Fabulous Adventures In Coding
Eric Lippert is a principal developer on the C# compiler team. Learn more about Eric.
People often quote Knuth's famous statement that premature optimization is the root of all evil. Boy, has that ever been the theme of my life these last few weeks as I've been banging my head against the compiler trying to figure out how we're going to make it work with LINQ without breaking backwards compatibility. Some seemingly harmless premature optimizations in the compiler are eating up precious time dealing with how to work around them.
Before I can explain what exactly the premature optimization is that's drivin' me nuts, a short quiz. Suppose you've got an enumerated type E with value X.
E e1 = E.X;
E e2 = 0 | E.X;
E e3 = E.X | 0;
E e4 = E.X | 0 | 0;
E e5 = 0 | E.X | 0;
E e6 = 0 | 0 | E.X;
All of these are legal according to the compiler. One of these is illegal according to the specification. Before you read on, take a guess as to which one, and why.
Now, producing sensible behaviour when we should be producing an error is the least bad of all possible spec violations, but still, it's irksome. It means that we have to ensure that we never comply with the spec, because if we suddenly turn this into an error, we might break an existing program.
Which of the above should be illegal? The first one is obviously good. The second and third are legal because section 13.1.3 says that literal zero is implicitly convertible to any enum, and section 14.10.2 says that you can binary-or two enumerated type values. We'll therefore convert the zero to the enumerated type and use the enum binary-or operator.
Since binary-or groups on the left, the fourth and fifth are legal. The left-hand part of the expression is evaluated first, and the right-hand zero is converted to the enumerated type.
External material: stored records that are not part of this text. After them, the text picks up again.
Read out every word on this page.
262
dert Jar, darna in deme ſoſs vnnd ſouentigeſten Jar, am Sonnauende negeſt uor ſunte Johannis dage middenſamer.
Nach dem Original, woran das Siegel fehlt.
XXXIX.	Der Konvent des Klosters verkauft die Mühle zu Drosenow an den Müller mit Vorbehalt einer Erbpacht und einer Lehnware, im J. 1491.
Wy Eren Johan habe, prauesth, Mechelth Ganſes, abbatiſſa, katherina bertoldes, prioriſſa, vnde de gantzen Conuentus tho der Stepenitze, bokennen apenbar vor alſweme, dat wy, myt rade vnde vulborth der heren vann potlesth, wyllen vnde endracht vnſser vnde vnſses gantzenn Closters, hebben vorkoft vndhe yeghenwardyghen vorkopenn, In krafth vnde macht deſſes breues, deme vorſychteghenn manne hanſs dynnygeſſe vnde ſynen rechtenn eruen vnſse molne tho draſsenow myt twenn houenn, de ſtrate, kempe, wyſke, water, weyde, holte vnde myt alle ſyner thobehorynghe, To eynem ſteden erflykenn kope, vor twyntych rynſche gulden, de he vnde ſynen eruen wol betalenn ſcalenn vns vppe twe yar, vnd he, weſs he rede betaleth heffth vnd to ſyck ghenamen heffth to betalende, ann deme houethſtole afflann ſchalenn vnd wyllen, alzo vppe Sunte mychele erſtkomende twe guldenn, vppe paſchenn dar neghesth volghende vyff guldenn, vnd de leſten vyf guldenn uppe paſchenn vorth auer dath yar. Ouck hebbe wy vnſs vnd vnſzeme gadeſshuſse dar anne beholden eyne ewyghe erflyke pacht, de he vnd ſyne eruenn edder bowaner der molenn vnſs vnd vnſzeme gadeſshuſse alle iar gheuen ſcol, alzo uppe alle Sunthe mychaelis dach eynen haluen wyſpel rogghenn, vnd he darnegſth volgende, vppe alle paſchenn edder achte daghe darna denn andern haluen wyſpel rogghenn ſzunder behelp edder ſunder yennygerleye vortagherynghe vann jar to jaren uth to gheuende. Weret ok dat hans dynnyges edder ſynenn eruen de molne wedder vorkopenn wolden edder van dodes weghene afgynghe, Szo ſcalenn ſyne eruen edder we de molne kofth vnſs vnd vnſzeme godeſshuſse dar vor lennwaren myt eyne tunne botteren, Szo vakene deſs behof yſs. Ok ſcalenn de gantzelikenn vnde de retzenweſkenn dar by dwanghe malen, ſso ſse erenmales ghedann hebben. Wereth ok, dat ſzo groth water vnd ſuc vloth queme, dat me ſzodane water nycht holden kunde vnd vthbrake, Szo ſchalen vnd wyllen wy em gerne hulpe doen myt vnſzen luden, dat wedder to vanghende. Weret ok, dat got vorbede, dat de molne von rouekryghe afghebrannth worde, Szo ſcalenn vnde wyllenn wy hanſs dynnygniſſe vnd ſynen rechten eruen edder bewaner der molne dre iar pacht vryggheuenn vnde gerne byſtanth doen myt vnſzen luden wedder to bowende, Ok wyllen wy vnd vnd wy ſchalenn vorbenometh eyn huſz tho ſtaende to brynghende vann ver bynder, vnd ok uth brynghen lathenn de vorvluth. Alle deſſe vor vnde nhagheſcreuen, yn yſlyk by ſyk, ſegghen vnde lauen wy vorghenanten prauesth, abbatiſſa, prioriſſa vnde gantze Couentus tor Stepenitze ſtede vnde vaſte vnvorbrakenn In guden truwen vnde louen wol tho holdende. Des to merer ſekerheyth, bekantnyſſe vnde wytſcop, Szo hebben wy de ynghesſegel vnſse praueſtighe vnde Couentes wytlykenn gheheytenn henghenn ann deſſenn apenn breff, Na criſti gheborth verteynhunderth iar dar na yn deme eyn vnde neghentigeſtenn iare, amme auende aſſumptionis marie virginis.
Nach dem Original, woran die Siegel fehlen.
The sixth case is illegal according to the spec, because this is the same as (0|0)|E.X – (0|0) is not a literal zero, it's a compile-time-constant expression that happens to equal zero, and there's no implicit conversion from that thing to any enumerated type!
And there's the premature optimization. After we've got a complete parse tree we walk through the parse tree making sure that all the types work out. Unfortunately the initial type binding pass bizarrely enough does arithmetic optimizations. It detects the 0|something and aggressively replaces it with just something , so as far as the compiler is concerned, the sixth case is the same as the second, which is legal. Argh!
This kind of optimization is way, way premature. It's the kind of thing you want to do very late in the game, possibly even during the code generation stage. Someone tried to do too much in one pass – the type annotation stage is no place for arithmetic optimizations, particularly when they screw up your type analysis in subtle ways like this!
Next time I'll talk about how these same premature optimizations screw up definite assignment checking. There is a much related situation where there is a variable which the compiler treats as definitely assigned, and it IS definitely assigned, but the definite assignment specification requires us to produce an error. Bonus points to anyone who can suss it out from that vague description!